For later, to display the progress, write the function so that it returns the value of the objective function.

**Hints**: Don't forget that the generator seeks to minimize and the discriminator seeks to maximize. Pytorch optimizers step in the _negative_ gradient direction, keep that in mind.

In [None]:
def alternating_update(step_k, d, g, d_optim, g_optim, noise_samples, real_samples, d_ratio=5):
    if step_k % d_ratio==0:
        d.eval()
        g.train()
        #Fill
    else:
        d.train()
        g.eval()
        #Fill

    return l

With all the ingredients in hand, we can train our GAN.

The following cell defines the two networks.

In [None]:
hidden_dim = 30
d = DualVariable(input_dim=2, hidden_dim=hidden_dim, c=1.0)
g = Generator(noise_dim=2, output_dim=2, hidden_dim=hidden_dim)

**(5)** (2 points) Define an optimizer for each of the networks. We recommend choosing `Adam` with betas $(0.0, 0.9)$.

In [None]:
d_optim = #Fill
g_optim = #Fill

The following cell runs the training loop for 2000 iterations, this might take a few minutes.

In [None]:
train(d, g, d_optim, g_optim, alternating_update, n_iter=2000)

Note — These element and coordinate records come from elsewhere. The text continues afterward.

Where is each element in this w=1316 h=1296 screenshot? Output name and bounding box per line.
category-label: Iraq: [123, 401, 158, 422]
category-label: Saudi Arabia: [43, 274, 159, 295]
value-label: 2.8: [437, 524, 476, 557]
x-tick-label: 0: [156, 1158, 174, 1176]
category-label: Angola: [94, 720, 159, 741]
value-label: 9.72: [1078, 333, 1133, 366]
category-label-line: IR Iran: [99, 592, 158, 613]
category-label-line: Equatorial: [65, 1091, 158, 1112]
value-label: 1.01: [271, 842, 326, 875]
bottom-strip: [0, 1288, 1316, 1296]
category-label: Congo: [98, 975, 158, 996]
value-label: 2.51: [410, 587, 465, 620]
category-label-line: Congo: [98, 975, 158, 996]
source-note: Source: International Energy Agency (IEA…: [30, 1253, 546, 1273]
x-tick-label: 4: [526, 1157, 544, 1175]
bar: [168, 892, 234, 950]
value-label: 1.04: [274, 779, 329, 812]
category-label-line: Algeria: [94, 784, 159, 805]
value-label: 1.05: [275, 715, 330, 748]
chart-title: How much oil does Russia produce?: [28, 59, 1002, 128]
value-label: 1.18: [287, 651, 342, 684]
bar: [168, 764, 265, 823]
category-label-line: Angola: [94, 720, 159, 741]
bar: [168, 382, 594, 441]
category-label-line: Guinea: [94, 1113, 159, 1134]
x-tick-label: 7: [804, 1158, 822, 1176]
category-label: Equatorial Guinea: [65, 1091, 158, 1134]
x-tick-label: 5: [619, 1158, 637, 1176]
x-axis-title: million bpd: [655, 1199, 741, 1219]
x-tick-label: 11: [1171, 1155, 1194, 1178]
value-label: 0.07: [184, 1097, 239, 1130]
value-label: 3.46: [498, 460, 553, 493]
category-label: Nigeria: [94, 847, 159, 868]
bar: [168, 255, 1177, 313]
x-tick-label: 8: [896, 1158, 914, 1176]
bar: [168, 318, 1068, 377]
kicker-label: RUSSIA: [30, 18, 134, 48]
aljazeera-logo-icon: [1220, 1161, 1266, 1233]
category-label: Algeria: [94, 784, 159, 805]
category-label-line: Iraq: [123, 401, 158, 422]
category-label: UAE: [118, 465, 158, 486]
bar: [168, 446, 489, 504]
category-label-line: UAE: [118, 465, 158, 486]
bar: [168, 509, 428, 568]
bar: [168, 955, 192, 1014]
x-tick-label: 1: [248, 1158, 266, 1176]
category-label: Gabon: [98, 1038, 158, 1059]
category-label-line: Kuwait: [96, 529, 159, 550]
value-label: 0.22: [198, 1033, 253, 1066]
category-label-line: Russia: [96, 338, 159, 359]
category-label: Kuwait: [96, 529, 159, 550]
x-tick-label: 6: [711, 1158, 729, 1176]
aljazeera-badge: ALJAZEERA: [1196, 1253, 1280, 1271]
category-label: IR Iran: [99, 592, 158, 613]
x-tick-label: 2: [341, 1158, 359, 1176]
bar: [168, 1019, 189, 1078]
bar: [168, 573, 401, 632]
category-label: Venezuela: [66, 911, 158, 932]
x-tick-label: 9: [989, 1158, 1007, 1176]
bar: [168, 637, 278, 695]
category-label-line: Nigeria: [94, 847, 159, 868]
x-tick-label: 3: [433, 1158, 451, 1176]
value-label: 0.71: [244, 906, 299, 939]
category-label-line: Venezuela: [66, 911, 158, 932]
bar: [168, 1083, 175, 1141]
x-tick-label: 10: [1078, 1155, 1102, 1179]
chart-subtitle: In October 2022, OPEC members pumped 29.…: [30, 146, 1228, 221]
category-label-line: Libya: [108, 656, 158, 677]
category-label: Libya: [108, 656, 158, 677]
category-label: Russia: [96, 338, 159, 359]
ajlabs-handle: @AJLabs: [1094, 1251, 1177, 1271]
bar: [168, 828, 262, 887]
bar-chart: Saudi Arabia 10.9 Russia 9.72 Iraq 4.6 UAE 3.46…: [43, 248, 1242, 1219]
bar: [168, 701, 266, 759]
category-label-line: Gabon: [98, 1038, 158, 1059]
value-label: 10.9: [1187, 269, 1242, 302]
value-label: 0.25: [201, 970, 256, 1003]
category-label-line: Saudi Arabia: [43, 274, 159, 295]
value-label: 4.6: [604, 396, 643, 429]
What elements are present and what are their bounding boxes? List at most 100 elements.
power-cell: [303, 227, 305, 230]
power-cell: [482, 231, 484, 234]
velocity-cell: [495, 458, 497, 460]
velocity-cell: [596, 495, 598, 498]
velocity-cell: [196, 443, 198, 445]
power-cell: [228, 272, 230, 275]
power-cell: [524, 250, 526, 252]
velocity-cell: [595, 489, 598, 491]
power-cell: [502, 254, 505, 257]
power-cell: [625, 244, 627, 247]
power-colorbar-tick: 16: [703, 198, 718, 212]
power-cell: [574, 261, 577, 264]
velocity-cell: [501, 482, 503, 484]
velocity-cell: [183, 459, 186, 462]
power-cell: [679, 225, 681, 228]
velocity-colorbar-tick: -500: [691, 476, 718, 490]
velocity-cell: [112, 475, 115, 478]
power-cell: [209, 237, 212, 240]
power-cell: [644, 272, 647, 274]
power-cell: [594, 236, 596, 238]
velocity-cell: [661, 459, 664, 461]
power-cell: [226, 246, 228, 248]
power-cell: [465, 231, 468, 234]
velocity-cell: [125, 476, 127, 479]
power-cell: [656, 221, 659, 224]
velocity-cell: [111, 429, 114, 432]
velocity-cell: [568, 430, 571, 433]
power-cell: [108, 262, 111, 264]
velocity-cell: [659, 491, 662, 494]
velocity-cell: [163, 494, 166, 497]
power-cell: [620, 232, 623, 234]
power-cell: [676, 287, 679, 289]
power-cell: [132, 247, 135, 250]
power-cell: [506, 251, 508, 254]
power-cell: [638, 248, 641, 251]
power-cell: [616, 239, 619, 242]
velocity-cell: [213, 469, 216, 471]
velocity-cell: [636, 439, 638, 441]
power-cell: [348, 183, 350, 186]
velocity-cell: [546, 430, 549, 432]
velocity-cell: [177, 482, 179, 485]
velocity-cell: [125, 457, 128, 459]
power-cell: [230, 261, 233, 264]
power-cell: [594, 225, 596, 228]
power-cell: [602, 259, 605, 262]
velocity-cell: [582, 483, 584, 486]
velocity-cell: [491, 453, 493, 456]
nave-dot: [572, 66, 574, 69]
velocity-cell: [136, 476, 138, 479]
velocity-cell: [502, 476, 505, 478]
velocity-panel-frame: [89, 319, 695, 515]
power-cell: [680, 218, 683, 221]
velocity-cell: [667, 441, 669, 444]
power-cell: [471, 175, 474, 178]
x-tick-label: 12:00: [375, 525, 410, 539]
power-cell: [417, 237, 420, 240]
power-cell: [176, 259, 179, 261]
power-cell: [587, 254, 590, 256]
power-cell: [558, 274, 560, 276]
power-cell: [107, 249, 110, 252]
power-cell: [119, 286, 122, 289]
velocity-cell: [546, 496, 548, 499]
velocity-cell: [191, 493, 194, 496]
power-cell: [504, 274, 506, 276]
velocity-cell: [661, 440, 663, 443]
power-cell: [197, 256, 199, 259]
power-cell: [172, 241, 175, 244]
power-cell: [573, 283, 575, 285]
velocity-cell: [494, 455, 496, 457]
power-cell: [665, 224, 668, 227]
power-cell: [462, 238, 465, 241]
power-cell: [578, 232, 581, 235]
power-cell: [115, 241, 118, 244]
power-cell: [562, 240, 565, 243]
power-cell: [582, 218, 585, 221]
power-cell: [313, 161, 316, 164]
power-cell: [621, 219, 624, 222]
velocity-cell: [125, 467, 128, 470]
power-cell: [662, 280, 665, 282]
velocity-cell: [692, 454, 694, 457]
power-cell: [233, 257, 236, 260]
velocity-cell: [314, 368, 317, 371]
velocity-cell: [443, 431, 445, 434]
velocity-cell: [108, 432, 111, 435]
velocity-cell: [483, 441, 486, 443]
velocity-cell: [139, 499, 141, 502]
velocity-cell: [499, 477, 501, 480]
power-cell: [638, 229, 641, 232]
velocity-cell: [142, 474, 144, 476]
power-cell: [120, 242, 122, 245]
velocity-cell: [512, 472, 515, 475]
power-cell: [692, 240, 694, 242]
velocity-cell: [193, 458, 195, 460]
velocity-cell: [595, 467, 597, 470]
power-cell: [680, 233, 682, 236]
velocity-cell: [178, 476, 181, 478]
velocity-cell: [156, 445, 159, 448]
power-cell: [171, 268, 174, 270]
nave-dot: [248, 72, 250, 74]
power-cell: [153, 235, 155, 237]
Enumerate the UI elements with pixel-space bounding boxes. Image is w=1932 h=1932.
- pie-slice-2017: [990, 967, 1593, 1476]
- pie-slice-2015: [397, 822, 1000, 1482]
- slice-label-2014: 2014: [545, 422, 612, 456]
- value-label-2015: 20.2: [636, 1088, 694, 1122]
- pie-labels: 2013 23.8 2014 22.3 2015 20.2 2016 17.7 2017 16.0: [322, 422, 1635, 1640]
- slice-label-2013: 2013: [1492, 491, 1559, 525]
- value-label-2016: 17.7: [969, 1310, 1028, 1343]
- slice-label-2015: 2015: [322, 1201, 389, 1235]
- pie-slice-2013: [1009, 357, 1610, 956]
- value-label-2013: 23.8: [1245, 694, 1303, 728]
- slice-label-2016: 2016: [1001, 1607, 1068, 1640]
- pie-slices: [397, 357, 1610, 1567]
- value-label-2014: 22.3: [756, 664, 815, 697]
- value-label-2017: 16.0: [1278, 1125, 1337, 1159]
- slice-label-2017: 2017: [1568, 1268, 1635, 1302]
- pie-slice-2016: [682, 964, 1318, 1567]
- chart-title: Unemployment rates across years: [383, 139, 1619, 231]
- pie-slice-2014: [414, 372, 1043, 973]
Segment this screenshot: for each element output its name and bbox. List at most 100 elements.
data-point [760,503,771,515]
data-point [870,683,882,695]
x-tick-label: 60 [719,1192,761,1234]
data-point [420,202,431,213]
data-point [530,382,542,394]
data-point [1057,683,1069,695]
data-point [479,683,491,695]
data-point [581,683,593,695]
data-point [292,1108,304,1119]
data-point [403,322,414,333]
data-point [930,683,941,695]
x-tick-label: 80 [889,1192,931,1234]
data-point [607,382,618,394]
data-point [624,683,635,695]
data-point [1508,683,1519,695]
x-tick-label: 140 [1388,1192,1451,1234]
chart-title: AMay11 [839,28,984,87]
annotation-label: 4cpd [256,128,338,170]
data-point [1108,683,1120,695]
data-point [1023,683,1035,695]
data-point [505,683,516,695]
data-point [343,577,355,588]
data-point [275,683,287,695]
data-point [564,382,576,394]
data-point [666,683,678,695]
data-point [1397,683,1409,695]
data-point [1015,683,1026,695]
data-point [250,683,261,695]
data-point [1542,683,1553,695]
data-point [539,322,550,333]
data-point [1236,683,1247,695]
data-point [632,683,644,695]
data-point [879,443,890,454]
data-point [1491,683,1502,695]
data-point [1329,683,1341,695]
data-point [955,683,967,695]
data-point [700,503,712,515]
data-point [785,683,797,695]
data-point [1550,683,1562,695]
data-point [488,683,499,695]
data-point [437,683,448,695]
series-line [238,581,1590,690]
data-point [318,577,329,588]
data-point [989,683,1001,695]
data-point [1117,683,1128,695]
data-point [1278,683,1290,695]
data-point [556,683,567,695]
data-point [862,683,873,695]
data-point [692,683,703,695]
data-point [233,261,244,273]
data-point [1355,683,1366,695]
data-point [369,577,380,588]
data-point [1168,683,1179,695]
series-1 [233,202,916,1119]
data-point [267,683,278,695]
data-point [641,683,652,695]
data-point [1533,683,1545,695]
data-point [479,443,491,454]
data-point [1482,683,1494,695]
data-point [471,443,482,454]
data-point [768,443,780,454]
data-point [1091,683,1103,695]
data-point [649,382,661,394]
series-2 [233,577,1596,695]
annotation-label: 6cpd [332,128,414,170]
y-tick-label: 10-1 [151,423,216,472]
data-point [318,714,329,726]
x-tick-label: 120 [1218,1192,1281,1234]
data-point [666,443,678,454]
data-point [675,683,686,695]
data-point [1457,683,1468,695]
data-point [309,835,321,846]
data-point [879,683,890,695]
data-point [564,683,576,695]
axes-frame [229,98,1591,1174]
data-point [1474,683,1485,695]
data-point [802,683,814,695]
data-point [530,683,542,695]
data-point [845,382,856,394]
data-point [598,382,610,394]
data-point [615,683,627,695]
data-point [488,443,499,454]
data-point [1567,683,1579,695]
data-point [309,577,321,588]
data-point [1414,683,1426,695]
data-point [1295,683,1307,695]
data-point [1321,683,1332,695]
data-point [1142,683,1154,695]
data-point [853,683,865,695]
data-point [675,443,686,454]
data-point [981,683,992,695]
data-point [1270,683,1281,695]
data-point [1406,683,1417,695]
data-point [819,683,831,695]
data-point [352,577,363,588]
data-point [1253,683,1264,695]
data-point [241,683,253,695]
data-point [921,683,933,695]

Once the training is complete, you can visualize the training process in the following gif. (If you encounter problems seeing the gif, open it in a separate tab, it can be found in the same directory as this notebook).

In [None]:
Image("movie.gif")

**(6)** (2 points) Briefly comment on what you observe. Play with the network sizes, the step sizes, the number of iterations, all while keeping in mind the difficulties of min-max optimization you've analyzed in the previous notebook.